A raiz do problema é clara: após o incremento das falsidades e
embustes sobre o Iraque, Líbia e Síria, juntamente com a nossa (dos EUA)
absolvição do regime sem lei da Arábia Saudita, os líderes políticos
estrangeiros estão começando a reconhecer aquilo que as sondagens de
opinião à escala mundial detectaram ainda antes de os rapazes do
Iraque/Irã-Contras terem voltado a atenção para as maiores reservas de
petróleo do mundo na Venezuela: os EUA são agora a maior ameaça à paz no
planeta.
Chamar defesa da democracia ao golpe que os EUA vêm patrocinando na
Venezuela revela o duplipensar subjacente à política externa dos EUA.
Define “democracia” como significando apoio à política externa dos EUA, a
privatização neoliberal de infraestruturas públicas, desmantelamento da
regulação governamental e seguimento da orientação das instituições
globais dominadas pelos EUA, desde o FMI ao Banco Mundial e à OTAN.
Durante décadas, as guerras estrangeiras daí resultantes, os programas
de austeridade doméstica e as intervenções militares trouxeram mais
violência, não democracia.
No Dicionário do Diabo que os diplomatas dos EUA são ensinados a usar
como seu manual de redação para o duplo discurso hipócrita, um país
“democrático” é aquele que segue a liderança dos EUA e abre sua economia
ao investimento dos EUA, e à privatização patrocinada pelo FMI e pelo
Banco Mundial. . A Ucrânia é considerada democrática, juntamente com a
Arábia Saudita, Israel e outros países que atuam como protetorados
financeiros e militares dos EUA e estão dispostos a tratar os inimigos
dos EUA como inimigos seus.
Teria de se chegar a um ponto em que essa política colidisse com o
interesse próprio de outras nações, rompendo finalmente a retórica de
relações públicas do império. Outros países estão efetuando a
des-dolarização e substituindo aquilo a que a diplomacia estadunidense
chama de “internacionalismo” (significando o nacionalismo estadunidense
imposto ao resto do mundo) pelo seu próprio interesse nacional.

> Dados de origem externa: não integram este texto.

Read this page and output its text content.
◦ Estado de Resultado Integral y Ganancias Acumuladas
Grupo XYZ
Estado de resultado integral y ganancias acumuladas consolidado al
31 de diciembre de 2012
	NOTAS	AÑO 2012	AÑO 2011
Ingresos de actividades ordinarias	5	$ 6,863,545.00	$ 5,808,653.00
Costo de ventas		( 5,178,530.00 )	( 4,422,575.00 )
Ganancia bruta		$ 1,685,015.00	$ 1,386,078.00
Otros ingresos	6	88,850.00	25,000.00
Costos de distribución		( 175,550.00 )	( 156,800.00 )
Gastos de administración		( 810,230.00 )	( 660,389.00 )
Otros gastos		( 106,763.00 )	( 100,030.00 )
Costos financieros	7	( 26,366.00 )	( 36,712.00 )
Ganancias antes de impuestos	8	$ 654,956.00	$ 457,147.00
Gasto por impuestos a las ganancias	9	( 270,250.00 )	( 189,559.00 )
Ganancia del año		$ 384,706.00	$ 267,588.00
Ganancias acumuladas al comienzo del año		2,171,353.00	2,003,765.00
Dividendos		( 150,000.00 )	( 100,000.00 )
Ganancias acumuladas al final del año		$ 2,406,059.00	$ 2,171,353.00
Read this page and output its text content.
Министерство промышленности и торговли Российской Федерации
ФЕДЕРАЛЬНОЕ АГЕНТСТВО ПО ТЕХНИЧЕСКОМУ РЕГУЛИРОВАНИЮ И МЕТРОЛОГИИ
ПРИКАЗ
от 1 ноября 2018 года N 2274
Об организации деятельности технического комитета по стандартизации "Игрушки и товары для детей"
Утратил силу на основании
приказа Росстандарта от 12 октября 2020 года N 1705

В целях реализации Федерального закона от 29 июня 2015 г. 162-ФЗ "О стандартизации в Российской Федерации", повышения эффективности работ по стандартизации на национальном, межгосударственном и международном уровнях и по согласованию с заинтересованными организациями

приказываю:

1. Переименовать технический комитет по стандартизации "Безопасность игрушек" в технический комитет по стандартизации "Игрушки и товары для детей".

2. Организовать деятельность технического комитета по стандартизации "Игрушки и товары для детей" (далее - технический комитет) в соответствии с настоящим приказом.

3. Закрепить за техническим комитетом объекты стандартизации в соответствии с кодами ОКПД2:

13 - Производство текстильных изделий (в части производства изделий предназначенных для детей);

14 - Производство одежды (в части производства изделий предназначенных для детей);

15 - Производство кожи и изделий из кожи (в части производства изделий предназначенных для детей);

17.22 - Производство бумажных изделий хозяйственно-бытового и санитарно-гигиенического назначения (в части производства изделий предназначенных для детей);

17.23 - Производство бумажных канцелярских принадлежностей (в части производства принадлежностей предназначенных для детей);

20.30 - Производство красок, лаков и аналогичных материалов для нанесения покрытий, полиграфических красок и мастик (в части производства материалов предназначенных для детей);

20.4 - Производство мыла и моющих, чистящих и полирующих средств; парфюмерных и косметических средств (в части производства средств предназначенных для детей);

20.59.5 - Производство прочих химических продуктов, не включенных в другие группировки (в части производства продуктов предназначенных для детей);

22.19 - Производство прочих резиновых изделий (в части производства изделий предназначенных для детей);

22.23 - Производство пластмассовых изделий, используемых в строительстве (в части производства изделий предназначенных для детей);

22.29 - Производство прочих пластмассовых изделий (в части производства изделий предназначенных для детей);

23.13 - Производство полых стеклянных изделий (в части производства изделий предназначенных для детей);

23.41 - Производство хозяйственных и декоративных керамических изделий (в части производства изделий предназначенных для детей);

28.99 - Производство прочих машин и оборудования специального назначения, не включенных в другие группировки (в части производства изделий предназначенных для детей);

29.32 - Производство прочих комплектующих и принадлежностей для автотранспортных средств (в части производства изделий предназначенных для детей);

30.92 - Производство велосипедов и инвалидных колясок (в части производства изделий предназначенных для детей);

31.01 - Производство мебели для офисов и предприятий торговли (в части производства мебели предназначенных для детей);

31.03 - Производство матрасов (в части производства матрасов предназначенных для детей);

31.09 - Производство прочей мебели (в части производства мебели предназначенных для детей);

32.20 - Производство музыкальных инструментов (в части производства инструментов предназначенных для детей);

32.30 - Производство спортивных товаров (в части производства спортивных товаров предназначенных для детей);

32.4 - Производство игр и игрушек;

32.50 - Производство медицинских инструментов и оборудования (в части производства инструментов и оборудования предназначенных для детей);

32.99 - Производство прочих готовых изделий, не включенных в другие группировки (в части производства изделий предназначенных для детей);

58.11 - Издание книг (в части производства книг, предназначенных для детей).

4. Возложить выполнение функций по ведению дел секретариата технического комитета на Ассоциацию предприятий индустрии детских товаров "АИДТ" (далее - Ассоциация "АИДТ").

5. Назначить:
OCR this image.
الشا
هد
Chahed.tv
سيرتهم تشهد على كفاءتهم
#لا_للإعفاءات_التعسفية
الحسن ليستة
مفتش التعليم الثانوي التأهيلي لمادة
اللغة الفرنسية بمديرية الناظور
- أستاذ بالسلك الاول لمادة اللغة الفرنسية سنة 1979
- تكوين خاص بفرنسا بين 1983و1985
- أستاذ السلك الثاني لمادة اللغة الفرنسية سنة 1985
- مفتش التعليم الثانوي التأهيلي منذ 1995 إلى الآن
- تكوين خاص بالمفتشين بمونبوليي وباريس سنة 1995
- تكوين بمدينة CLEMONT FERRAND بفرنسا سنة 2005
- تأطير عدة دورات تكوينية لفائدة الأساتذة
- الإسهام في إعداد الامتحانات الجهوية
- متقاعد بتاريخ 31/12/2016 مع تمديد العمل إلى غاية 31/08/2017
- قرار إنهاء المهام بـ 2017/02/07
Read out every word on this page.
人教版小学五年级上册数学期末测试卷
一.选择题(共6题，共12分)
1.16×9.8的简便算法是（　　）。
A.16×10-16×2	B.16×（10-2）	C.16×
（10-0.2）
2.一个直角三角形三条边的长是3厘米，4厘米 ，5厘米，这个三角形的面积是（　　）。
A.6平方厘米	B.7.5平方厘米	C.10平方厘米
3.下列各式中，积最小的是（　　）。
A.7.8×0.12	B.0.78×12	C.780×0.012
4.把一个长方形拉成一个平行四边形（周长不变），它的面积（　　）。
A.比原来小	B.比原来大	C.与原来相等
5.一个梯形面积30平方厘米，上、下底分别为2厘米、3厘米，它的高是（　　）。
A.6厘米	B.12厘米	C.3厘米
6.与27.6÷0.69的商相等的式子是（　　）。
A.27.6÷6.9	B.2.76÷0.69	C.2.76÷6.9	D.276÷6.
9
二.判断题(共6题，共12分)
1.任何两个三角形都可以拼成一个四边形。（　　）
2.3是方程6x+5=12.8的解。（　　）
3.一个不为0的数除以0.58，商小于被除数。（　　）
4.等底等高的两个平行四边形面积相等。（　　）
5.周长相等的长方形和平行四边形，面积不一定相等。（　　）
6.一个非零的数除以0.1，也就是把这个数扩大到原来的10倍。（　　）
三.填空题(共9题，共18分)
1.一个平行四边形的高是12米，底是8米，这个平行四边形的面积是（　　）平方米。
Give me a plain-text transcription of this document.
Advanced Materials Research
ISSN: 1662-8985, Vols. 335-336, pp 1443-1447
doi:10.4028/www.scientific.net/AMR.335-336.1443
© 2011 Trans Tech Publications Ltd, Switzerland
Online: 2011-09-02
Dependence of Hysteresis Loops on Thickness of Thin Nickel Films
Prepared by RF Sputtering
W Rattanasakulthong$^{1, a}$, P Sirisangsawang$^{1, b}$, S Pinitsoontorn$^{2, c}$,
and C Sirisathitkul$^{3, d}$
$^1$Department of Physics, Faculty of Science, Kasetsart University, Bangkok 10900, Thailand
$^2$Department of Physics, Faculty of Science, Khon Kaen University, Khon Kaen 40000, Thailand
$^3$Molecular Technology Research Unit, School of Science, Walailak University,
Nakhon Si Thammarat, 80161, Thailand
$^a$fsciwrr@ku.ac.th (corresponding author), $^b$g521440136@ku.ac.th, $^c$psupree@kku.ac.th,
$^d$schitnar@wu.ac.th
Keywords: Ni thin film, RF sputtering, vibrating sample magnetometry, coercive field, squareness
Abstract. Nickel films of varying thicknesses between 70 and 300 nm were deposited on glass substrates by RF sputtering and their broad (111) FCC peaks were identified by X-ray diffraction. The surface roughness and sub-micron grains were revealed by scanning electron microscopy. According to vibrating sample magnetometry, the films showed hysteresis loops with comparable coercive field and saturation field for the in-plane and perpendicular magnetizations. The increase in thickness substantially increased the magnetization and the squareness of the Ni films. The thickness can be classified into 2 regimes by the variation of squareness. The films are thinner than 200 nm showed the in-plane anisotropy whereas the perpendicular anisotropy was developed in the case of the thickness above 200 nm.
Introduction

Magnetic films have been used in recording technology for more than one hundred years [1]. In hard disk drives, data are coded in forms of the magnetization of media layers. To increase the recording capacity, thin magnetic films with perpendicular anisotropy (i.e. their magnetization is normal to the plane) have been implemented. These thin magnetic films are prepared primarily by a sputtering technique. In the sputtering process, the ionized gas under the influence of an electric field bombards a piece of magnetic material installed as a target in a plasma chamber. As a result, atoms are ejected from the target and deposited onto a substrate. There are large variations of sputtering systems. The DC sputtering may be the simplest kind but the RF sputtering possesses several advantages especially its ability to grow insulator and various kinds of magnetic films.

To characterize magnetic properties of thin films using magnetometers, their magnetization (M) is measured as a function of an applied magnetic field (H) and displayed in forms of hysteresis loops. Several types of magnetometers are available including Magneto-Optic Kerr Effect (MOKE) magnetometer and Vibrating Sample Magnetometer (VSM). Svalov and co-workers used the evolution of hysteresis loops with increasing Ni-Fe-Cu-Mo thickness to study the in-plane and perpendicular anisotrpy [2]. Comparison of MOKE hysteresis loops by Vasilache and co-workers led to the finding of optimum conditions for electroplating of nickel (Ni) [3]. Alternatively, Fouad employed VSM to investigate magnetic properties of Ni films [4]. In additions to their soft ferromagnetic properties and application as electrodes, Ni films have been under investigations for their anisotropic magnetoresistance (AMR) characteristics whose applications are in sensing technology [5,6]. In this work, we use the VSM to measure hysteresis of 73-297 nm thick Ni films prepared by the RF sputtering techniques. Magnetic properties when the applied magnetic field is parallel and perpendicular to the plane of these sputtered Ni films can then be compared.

Essa trajetória já podia ser vista há 50 anos (a descrevi em Super Imperialism [1972] e Global Fracture [1978].)
Tinha que acontecer. Mas ninguém pensou que o fim chegaria da forma
como vem acontecendo. A história converteu-se em comédia, ou pelo menos
em ironia, à medida que se desdobra o seu trajeto dialético.
Nos últimos cinquenta anos os estrategistas dos EUA, o Departamento
de Estado e o National Endowment for Democracy (NED) receavam que a
oposição ao imperialismo financeiro dos EUA viesse de partidos de
esquerda. Por isso, gastavam enormes recursos manipulando partidos que
se denominavam socialistas (o Partido Trabalhista Britânico de Tony
Blair, o Partido Socialista francês, o Partido Social-Democrata alemão
etc.) a fim de adotarem políticas neoliberais que eram o oposto
diametral do que a social-democracia significava há um século. Mas os
planejadores políticos dos EUA e os organistas do Grande Wurlitzer
negligenciaram a ala direita, imaginando que ela apoiaria
instintivamente o gangsterismo dos EUA.
A realidade é que os partidos de direita querem ser eleitos, e um
nacionalismo populista é hoje o caminho para a vitória eleitoral na
Europa e em outros países, tal como o foi para Donald Trump em 2016.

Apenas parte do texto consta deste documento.